Outra vez, eu e um amigo fizemos uma viagem de trem pela Europa, incluindo alguns países do leste europeu, recém saídos do comunismo. Chegamos à Hungria e decidimos ir à Croácia, que estava em guerra de libertação contra a Iugoslávia, dominada pelos sérvios. Em Budapest, conhecemos, no albergue em que estávamos, dois jornalistas brasileiros, que nos auxiliaram a tirar o visto para Croácia, também como jornalistas, já que não havia visto de turista. Esperávamos encontrá-los em Zagreb, mas nunca mais os vimos. Chegamos a Zagreb num trem cheio de soldados e de viúvas de guerra. Éramos os únicos estrangeiros ali. Na estação de Zagreb, tudo estava deserto, era domingo e não havia nenhum balcão de informação ou casa de câmbio para trocarmos dinheiro. O único endereço que tínhamos lá era Celska, 36, de um antigo correspondente do meu amigo. Resolvemos procurar o tal endereço e quando o localizamos era o de uma igreja católica. O correspondente do meu amigo era o Milan, sacristão da tal igreja e, surpreso com nossa chegada, convidou-nos para assistir à missa que seria celebrada, a poucos instantes, pelos jovens mortos na tomada de Dubrovnik. Foi horrível. Pais e mães dos jovens assassinados, também jovens, choravam por seus filhos, lamentando-lhes a morte tão precoce, vitimados por uma guerra fratricida e cruel. Após a missa, Milan nos apresentou ao padre da igreja, a jovens bósnios refugiados ali e nos levou ao melhor hotel da cidade em funcionamento porque hospedava os soldados da ONU, os capacetes azuis. Pagou a diária antecipadamente. À noite, nos levou a conhecer a  vida noturna da cidade, seus bares subterrâneos, toda uma vida que proliferava silenciosamente, mesmo num país em guerra. Mais tarde, atravessou a montanha conosco, levando-nos a comer truta, num restaurante de um amigo dele, já nos Alpes da Eslovênia. No outro dia, levou-nos a conhecer sua irmã, em Ptuj, na Eslovênia, onde passamos o dia e almoçamos. Não nos deixou pegar o trem em Zagreb, só em Ljubliana, capital da Eslovênia, que era seu país natal, e ainda nos comprou um lanche para a viagem até a Itália.
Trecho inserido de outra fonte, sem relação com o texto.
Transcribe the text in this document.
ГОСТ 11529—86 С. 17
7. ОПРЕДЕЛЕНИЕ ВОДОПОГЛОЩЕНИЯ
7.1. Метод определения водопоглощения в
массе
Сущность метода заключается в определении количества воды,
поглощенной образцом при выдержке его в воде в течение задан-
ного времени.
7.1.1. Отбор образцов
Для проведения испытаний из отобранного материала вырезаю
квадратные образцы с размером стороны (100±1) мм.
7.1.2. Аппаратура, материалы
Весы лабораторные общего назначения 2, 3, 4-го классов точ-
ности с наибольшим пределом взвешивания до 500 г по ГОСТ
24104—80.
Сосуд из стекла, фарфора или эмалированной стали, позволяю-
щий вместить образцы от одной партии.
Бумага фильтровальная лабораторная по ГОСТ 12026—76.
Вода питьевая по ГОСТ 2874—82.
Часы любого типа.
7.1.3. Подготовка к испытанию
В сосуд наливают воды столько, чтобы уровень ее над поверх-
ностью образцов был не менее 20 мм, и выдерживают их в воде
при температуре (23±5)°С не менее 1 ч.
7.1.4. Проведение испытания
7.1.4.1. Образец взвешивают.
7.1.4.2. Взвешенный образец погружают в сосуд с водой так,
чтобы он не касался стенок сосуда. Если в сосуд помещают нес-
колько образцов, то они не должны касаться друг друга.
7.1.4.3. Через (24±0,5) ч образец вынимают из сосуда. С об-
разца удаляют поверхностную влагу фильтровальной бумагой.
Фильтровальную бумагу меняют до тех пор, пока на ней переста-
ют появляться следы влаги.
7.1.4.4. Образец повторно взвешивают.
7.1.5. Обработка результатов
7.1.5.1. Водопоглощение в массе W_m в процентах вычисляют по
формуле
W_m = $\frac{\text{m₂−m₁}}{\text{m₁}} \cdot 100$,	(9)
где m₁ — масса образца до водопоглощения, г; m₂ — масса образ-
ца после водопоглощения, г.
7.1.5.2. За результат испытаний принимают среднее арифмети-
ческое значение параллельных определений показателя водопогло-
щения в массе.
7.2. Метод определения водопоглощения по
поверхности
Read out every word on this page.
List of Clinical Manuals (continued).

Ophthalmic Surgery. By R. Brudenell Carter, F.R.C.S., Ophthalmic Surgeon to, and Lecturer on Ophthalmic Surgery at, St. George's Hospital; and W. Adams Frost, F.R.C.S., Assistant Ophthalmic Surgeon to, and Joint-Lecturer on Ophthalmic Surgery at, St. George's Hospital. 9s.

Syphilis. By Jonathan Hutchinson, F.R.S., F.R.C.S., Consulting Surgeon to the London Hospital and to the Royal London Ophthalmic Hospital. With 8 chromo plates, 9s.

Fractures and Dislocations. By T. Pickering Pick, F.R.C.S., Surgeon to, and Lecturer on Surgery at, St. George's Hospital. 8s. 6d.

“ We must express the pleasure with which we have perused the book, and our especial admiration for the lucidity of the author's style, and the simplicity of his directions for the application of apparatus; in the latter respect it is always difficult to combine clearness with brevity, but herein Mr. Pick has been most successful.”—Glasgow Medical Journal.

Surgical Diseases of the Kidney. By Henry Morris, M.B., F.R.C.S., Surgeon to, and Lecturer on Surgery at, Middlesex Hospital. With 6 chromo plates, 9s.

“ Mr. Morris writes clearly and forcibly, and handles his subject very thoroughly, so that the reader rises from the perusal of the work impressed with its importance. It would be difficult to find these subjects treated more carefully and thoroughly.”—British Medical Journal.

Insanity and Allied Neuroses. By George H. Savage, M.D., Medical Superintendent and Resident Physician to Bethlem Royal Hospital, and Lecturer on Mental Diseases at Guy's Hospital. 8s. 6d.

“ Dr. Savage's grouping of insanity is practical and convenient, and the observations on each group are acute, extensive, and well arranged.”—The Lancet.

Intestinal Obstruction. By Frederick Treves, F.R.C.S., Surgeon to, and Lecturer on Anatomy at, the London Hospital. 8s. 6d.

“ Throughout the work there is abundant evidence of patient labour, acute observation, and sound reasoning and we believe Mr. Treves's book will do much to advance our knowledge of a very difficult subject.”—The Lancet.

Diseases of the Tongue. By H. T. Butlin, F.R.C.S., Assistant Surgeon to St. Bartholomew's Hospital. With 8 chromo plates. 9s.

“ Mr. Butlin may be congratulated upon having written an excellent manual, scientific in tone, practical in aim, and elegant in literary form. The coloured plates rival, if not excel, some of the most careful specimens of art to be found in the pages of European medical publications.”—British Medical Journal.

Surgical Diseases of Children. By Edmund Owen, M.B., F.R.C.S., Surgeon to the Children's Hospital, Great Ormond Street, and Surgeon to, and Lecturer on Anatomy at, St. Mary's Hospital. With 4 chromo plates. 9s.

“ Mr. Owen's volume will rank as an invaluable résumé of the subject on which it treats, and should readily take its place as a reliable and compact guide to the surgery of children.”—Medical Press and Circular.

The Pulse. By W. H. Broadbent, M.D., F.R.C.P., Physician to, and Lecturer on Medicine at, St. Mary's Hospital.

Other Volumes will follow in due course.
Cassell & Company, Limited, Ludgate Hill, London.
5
Não nos deixou gastar um tostão e nos disse que faríamos o mesmo por ele quando viesse ao Brasil. Também nunca mais o vimos.
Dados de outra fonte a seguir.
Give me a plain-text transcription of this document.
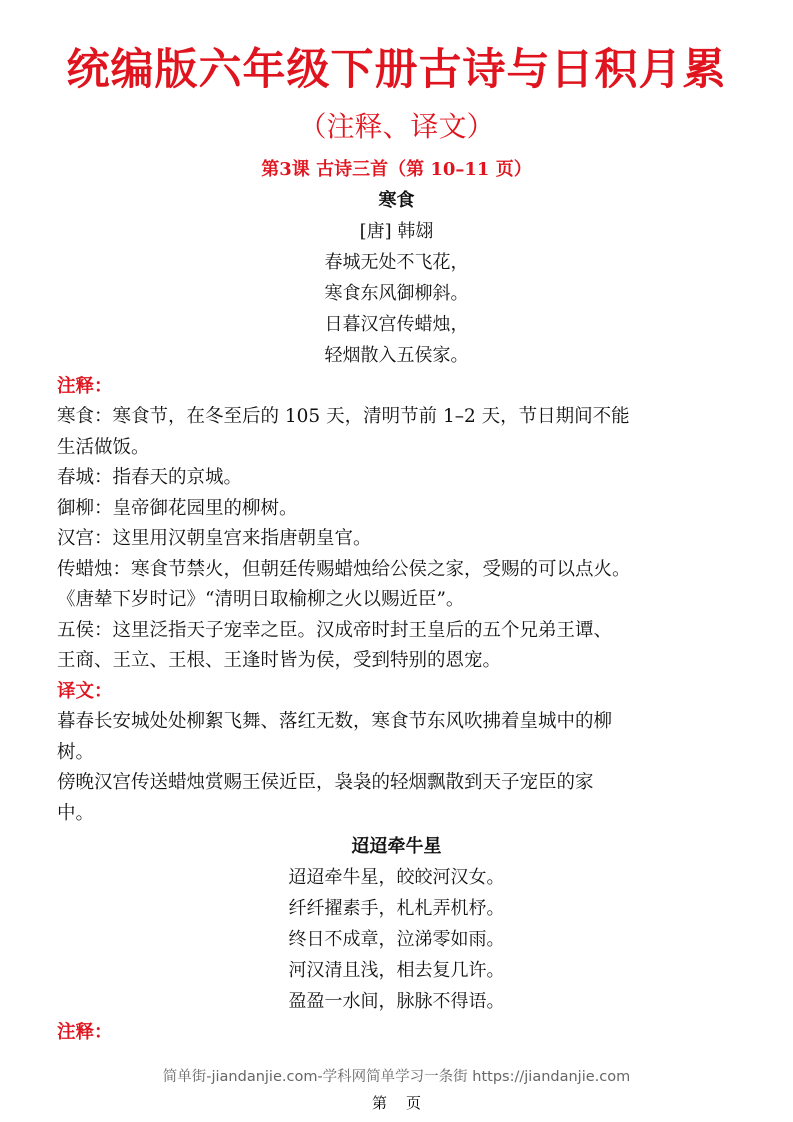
统编版六年级下册古诗与日积月累
（注释、译文）
第3课 古诗三首（第 10–11 页）
寒食
[唐] 韩翃
春城无处不飞花，
寒食东风御柳斜。
日暮汉宫传蜡烛，
轻烟散入五侯家。
注释：
寒食：寒食节，在冬至后的 105 天，清明节前 1–2 天，节日期间不能
生活做饭。
春城：指春天的京城。
御柳：皇帝御花园里的柳树。
汉宫：这里用汉朝皇宫来指唐朝皇官。
传蜡烛：寒食节禁火，但朝廷传赐蜡烛给公侯之家，受赐的可以点火。
《唐辇下岁时记》“清明日取榆柳之火以赐近臣”。
五侯：这里泛指天子宠幸之臣。汉成帝时封王皇后的五个兄弟王谭、
王商、王立、王根、王逢时皆为侯，受到特别的恩宠。
译文：
暮春长安城处处柳絮飞舞、落红无数，寒食节东风吹拂着皇城中的柳
树。
傍晚汉宫传送蜡烛赏赐王侯近臣，袅袅的轻烟飘散到天子宠臣的家
中。
迢迢牵牛星
迢迢牵牛星，皎皎河汉女。
纤纤擢素手，札札弄机杼。
终日不成章，泣涕零如雨。
河汉清且浅，相去复几许。
盈盈一水间，脉脉不得语。
注释：
简单街-jiandanjie.com-学科网简单学习一条街 https://jiandanjie.com
第    页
Por último, mais um caso de anjo salvador. Estávamos no aeroporto de Amsterdã, recém chegados de um cruzeiro no Mar do Norte. Tínhamos o dia livre e resolvemos pegar o trem e passarmos o dia na cidade, pois o voo para o Brasil era noturno. Deixamos a bagagem no aeroporto e fomos. Passamos um dia maravilhoso, visitamos o museu erótico, o mercado de flores, galeria de arte e almoçamos. Quando chegamos ao aeroporto, faltava pouco mais de uma hora para o voo, o que achávamos tempo suficiente, mas não era, pois o aeroporto é enorme e tudo muito longe. Tivemos dificuldade até para localizar onde tínhamos deixado a bagagem. Quando olhamos no relógio, faltava menos de uma hora para nosso voo e não tínhamos feito ainda nem o check in. E não sabíamos nem localizar o balcão de embarque da companhia aérea. Como não visse balcão de informação, perguntei a um atendente da Swiss Air, que nos atendeu em castiço português. Disse-nos que não conseguiríamos chegar a tempo, se não nos ajudasse. Então, deixou o seu posto e levou-nos até o local exato, depois de subirmos e descermos inúmeras escadarias. Chegamos na hora exata, poucos minutos antes de encerrarem o embarque e nem tivemos tempo de agradecer-lhe direito, pois ainda tínhamos de correr para alcançar o portão de embarque. Nem mesmo o nome de nosso anjo da guarda pudemos reter, mas rezamos por ele por nos ter auxiliado naquela hora de aperto, sem qualquer interesse a não ser o de ajudar. Há ou não anjos de viagem?